# Ecosystem filtration



## Netmancer (Mar 10, 2003)

I saw a cool filtration system the other day and I was wondering if anyone else had heard of/used it. I'll draw a little diagram on Photoshop and post it so you guys can see what it looks like:










A) Water intake from your tank
B) Outake, water goes back into your tank
C) Light source
D) Bioballs
E) Sand substrate
F) Plants used to absorb nutrients
G) Filtration sponge to catch sand and other large chunks trying to pass through

I saw this on a marine tank and asked the manager what it was and he told me about it. He also said that it can be converted to be used on freshwater tanks too. BTW, this thing was not big, it was about the size of a large powerfilter and it was hanging on the side of his tank. Very nice.


----------



## RhomZilla (Feb 12, 2003)

I would guess its a mini wet/dry which also pushes CO2 mixture in the water when entering back in the tank, as an alternative to oxygen from bubbles?

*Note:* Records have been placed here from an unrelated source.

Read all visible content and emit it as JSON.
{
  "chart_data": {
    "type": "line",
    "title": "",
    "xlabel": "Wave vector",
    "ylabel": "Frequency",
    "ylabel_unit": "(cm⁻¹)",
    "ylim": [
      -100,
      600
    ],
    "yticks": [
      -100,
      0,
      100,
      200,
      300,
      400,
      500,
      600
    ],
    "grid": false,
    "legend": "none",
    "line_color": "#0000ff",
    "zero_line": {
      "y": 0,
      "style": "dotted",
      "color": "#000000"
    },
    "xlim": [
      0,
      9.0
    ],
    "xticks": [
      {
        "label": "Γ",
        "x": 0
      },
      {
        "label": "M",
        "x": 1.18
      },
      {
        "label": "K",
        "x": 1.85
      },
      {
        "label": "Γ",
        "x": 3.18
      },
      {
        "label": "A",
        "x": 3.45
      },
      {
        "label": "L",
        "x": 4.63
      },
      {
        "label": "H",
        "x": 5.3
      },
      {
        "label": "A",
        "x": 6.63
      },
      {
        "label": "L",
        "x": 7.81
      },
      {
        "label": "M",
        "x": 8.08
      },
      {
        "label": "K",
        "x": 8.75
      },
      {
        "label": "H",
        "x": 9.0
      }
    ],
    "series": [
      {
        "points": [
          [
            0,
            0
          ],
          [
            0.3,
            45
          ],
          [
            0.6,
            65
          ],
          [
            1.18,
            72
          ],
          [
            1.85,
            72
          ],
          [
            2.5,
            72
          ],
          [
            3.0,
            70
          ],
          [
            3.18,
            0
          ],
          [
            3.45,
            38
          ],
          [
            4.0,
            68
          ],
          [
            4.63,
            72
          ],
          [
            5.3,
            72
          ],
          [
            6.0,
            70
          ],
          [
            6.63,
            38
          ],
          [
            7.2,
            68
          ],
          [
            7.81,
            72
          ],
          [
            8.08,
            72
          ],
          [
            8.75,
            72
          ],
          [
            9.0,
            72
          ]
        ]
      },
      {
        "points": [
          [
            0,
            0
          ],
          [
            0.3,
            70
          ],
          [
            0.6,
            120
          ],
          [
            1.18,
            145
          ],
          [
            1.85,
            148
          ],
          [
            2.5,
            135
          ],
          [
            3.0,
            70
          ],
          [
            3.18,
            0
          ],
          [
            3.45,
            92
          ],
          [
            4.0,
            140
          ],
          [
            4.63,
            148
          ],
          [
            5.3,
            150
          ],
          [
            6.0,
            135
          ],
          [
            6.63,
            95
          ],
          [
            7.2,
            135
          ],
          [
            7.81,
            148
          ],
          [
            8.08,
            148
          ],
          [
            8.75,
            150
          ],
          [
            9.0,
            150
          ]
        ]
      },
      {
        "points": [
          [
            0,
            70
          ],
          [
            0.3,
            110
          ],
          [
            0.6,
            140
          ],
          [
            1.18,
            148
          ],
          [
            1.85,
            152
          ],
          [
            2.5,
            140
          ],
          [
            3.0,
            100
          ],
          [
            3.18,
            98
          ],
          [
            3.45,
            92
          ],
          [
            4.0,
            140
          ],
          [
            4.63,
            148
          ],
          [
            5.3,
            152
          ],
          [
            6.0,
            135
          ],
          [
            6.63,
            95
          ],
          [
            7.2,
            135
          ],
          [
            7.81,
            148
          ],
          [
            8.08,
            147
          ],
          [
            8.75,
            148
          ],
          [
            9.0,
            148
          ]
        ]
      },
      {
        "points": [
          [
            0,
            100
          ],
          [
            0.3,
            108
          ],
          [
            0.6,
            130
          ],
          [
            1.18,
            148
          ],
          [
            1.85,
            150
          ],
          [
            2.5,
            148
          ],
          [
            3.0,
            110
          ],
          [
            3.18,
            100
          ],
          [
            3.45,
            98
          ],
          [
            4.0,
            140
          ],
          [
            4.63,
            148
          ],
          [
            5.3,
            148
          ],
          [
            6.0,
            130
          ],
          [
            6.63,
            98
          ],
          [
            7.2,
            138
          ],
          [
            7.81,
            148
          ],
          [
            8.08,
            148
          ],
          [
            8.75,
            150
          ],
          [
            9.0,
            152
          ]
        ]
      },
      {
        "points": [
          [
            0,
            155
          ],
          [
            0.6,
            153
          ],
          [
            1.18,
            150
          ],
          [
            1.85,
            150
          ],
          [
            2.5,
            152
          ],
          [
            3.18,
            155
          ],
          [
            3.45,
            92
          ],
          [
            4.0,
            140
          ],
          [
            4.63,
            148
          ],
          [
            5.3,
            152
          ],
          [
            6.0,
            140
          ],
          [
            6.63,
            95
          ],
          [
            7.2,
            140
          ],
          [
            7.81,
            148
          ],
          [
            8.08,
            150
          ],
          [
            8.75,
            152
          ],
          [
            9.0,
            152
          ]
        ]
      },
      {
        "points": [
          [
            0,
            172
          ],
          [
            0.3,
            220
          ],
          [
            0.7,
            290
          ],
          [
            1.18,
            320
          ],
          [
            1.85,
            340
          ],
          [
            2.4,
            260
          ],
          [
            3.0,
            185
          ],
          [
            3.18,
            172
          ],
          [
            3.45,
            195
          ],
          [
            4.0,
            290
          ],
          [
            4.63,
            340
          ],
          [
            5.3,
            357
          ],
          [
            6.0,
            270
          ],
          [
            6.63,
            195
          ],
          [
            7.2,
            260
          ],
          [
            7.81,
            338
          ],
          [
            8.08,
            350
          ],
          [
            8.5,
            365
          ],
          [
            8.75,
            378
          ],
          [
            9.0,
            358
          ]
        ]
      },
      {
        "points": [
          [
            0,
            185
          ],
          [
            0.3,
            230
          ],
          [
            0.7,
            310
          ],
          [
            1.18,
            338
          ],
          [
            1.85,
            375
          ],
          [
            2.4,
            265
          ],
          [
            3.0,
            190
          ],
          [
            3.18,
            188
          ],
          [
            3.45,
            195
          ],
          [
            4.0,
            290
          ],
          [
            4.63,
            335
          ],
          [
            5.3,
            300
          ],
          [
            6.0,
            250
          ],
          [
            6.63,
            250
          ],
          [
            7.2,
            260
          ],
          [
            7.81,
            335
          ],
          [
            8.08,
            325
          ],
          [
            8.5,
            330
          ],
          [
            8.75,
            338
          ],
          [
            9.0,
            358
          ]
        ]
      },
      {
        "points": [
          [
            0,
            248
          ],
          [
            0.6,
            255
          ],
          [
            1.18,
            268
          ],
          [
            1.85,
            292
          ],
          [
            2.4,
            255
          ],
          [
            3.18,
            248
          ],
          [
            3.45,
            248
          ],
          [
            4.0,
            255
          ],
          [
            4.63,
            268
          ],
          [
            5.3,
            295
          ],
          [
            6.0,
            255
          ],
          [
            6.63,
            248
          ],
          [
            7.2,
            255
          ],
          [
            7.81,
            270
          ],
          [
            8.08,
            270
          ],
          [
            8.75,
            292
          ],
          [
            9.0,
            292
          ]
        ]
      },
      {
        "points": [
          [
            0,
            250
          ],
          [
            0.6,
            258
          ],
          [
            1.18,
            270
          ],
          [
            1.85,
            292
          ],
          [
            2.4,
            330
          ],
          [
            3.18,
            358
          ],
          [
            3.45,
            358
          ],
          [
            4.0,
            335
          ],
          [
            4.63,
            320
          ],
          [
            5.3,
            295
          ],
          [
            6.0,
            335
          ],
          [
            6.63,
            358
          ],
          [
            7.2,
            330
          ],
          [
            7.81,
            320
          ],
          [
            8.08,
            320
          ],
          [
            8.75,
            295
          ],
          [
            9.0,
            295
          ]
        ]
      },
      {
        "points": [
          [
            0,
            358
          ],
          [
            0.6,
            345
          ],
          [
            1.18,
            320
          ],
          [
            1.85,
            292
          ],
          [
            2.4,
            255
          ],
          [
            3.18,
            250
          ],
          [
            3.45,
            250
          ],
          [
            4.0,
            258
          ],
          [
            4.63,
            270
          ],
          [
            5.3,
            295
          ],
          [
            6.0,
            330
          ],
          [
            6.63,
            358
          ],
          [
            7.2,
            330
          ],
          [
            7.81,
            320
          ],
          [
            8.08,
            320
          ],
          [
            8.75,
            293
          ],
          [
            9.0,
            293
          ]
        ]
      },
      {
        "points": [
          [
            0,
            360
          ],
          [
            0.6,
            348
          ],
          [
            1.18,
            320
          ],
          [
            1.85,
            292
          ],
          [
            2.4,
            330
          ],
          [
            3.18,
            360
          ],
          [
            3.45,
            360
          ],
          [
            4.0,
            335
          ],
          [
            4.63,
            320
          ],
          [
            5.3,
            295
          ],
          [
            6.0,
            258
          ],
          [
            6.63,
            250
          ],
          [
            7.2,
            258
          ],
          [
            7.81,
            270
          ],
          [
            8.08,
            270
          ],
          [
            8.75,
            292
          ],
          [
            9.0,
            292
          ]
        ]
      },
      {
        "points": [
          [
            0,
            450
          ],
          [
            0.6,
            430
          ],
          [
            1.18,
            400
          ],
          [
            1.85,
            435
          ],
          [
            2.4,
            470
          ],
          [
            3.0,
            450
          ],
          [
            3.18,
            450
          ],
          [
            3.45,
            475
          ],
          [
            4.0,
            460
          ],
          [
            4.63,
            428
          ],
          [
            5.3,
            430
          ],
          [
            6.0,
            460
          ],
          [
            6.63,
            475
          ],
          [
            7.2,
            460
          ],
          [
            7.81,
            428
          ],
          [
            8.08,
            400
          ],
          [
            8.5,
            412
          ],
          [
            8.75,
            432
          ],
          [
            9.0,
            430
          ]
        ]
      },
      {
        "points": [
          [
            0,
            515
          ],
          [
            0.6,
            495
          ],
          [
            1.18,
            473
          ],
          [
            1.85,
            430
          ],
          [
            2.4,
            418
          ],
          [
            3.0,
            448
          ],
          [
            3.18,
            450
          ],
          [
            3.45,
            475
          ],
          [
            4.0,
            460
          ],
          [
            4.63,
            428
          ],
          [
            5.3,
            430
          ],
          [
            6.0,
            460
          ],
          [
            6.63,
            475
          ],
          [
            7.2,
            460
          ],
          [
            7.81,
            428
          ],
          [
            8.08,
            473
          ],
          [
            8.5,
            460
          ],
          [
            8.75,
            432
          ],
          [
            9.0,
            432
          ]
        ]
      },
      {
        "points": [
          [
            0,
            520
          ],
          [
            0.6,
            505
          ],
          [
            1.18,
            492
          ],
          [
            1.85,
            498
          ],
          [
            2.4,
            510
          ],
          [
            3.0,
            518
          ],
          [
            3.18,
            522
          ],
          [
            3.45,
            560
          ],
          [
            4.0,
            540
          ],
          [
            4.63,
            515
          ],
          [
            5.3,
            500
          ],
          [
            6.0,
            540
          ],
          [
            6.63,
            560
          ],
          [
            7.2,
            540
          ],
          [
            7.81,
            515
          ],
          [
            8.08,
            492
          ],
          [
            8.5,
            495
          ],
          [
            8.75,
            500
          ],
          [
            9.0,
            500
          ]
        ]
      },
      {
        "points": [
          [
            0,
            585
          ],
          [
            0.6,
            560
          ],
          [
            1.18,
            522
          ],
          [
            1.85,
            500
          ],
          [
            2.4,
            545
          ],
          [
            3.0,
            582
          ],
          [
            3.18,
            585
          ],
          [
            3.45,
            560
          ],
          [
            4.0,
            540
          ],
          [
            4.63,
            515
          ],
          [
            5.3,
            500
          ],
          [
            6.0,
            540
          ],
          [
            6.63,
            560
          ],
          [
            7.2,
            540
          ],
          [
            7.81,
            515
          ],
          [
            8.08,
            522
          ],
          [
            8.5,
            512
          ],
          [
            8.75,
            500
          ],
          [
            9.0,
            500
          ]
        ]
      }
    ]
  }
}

Anyone else care to have an opinion??


----------



## Sir Nathan XXI (Jan 29, 2003)

I used to use something very similar, except I used 2 sumps instead of putting both in one

you need alot of plants to make it work so with tanks like mine 125g, you would need somethign like a 40g full of fast growing plants for it to work well


----------



## WebHostExpert (Jan 16, 2003)

It looks like a planted wet/dry to me..

MAD


----------